ImPort Stanley is weekly series about life and discoveries by a recent “import” to Port Stanley, ON. Access previous posts on everything from shopping to hotels and our beaches by clicking the tag ImPort Stanley.
Can anyone explain Port Stanley’s new parking rules to me, in three sentences or less? It’s a pebble in our sandal, for sure.
It’s a long weekend and here on the shore of Lake Erie, there will be more cars than places to park. Parking is a problem everywhere. Here in Port Stanley, the situation is fluid.
The municipality now enforces paid parking from May 1 – September 30 at $4 per hour to a max of $20. Or, $30 if you’re pulling a trailer. But there is also a season-pass option – $100 bucks to park as often as you want, $120 with a boat trailer.
Something had to change for a couple of reasons. People don’t like to pay for parking, so some roam side streets looking for a free alternative. Most are respectful but some are not. They block fire hydrants and even double park when they run out of patience. They park between cottages, sticking out into two driveways, hop fences and run through private yards to reach the sand.
And it’s not confined to the main beach area, where the massive lot at GT’s fills up in a hot minute. It sometimes happens in the core of the village and anywhere within walking distance of Little Beach.

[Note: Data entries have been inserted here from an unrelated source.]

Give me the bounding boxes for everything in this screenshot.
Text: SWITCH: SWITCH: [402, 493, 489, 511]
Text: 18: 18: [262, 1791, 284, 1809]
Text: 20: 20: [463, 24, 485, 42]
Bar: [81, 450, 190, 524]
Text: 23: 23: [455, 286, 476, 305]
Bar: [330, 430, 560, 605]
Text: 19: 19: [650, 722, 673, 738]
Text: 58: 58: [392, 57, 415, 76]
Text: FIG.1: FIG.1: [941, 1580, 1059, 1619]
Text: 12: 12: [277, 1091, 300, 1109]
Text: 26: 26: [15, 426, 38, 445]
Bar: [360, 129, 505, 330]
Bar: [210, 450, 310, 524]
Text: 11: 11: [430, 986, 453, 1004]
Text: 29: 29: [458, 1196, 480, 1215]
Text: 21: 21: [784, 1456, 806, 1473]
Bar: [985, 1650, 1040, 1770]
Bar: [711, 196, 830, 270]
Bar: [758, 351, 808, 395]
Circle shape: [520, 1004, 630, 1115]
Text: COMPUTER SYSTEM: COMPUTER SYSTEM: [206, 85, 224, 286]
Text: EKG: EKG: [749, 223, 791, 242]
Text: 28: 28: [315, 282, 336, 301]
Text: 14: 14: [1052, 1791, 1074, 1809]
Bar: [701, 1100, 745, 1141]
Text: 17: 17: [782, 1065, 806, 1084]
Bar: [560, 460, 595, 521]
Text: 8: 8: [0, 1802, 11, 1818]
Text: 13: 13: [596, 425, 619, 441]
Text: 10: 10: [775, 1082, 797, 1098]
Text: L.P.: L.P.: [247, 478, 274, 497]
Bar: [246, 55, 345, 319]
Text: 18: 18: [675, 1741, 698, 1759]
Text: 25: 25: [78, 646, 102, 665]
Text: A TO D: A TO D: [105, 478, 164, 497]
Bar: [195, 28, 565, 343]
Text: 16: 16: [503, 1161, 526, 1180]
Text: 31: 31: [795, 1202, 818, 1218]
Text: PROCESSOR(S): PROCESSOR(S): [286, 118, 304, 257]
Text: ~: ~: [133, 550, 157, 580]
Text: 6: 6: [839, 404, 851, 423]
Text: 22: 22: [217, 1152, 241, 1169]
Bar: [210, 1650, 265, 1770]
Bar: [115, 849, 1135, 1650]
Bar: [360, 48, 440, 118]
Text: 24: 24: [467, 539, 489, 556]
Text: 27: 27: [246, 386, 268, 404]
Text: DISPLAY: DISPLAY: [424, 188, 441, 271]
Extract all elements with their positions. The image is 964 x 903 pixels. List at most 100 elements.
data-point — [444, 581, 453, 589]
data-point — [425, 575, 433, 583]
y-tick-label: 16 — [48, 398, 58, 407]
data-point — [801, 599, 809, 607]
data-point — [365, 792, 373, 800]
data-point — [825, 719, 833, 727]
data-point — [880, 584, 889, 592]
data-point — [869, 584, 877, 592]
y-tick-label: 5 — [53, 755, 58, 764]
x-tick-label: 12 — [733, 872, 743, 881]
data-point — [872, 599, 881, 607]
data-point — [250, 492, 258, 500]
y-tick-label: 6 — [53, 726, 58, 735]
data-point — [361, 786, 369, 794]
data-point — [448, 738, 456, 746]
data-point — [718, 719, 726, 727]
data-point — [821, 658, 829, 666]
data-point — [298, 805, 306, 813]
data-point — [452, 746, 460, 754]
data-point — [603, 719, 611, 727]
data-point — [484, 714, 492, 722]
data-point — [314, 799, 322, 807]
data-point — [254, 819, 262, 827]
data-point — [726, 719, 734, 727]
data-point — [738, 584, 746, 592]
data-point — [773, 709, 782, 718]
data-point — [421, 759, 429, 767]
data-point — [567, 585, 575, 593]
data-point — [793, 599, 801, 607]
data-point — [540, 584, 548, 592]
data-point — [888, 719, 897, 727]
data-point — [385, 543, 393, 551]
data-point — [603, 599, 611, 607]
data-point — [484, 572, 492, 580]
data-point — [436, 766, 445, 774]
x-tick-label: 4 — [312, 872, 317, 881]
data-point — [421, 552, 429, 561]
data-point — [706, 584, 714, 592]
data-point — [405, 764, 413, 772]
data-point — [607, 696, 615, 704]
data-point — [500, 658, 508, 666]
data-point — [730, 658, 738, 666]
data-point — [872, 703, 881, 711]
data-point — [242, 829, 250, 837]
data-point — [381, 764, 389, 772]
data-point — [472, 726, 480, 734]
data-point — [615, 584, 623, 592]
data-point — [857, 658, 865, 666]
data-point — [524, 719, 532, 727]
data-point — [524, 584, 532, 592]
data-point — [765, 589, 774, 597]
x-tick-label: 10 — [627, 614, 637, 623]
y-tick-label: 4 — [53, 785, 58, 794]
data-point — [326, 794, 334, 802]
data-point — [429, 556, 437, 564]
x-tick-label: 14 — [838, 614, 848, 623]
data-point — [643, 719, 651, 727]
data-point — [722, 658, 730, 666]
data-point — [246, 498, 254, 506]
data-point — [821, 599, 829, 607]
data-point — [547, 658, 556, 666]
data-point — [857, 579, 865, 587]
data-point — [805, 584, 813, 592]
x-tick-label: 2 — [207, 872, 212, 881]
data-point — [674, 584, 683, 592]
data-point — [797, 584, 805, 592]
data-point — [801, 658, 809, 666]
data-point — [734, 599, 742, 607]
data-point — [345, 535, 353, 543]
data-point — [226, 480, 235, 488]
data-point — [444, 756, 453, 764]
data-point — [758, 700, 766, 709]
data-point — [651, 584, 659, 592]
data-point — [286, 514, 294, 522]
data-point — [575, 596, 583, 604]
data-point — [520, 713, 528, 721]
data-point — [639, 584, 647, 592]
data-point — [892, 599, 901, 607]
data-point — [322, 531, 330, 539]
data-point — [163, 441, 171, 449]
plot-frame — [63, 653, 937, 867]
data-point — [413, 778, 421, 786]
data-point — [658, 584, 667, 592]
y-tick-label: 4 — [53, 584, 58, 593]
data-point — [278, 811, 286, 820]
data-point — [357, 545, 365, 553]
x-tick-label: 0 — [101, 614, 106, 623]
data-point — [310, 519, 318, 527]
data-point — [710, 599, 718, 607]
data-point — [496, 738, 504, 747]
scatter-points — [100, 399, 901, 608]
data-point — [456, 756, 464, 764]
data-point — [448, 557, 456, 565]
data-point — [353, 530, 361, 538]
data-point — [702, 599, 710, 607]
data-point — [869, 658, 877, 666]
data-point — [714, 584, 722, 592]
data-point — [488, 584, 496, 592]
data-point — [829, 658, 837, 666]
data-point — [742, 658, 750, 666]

Reason #2: Central Elgin needs to get more money out of Port Stanley and it’s trying to do so without raising taxes. There are big plans for improvements in the coming years and they have to get funded somehow.
So, parking in the village was limited to two hours between 10 am and 5 pm. It now costs to park at several previously free parking lots. Paid lots are at the IDA, Little Beach, East Headlands, the Visitor Centre, and Erie Rest beach.
It’s a delicate balancing act between needing tourists and trying to force some of them to remember that this is our home. Council looked at the idea of painting parking spots on main streets but ultimately decided against it. They’d have to paint spots big enough to accommodate the largest vehicles, thereby deterring smaller ones from getting closer together. In short, they felt it would reduce the number of cars that could park.
The latest development is a rethink of the whole thing. This comes in reaction to an outcry from village merchants and others. The concept of paid parking has been in Port Stanley for less than a decade. There was outrage and, some said, lower tourism dollars when it was first brought in. Now it’s just part of the way of life here.
Two Forks backs onto the IDA lot which is now paid parking. So, this confuses me.
Some want to return to free core parking. Others say, make it free during the week and make visitors pay to park on weekends. It’s a work in progress for sure. And some villagers say enforcement isn’t happening yet. On our early morning walks, we see campers at Little Beach and along the harbour where they are “forbidden”. They come in late and leave early. I’m not saying anyone should take a chance. Just telling you what I’ve heard!
If you want to avoid paying for parking, make friends with someone who lives close to the action. Preferably someone who has a double driveway. That way, you can park at their place and not get in their way.
Or – and this is drastic – arrive by helicopter and rappel down to the lakeshore. No parking spot needed. However, I’m assuming only Tom Cruise would drop in this way.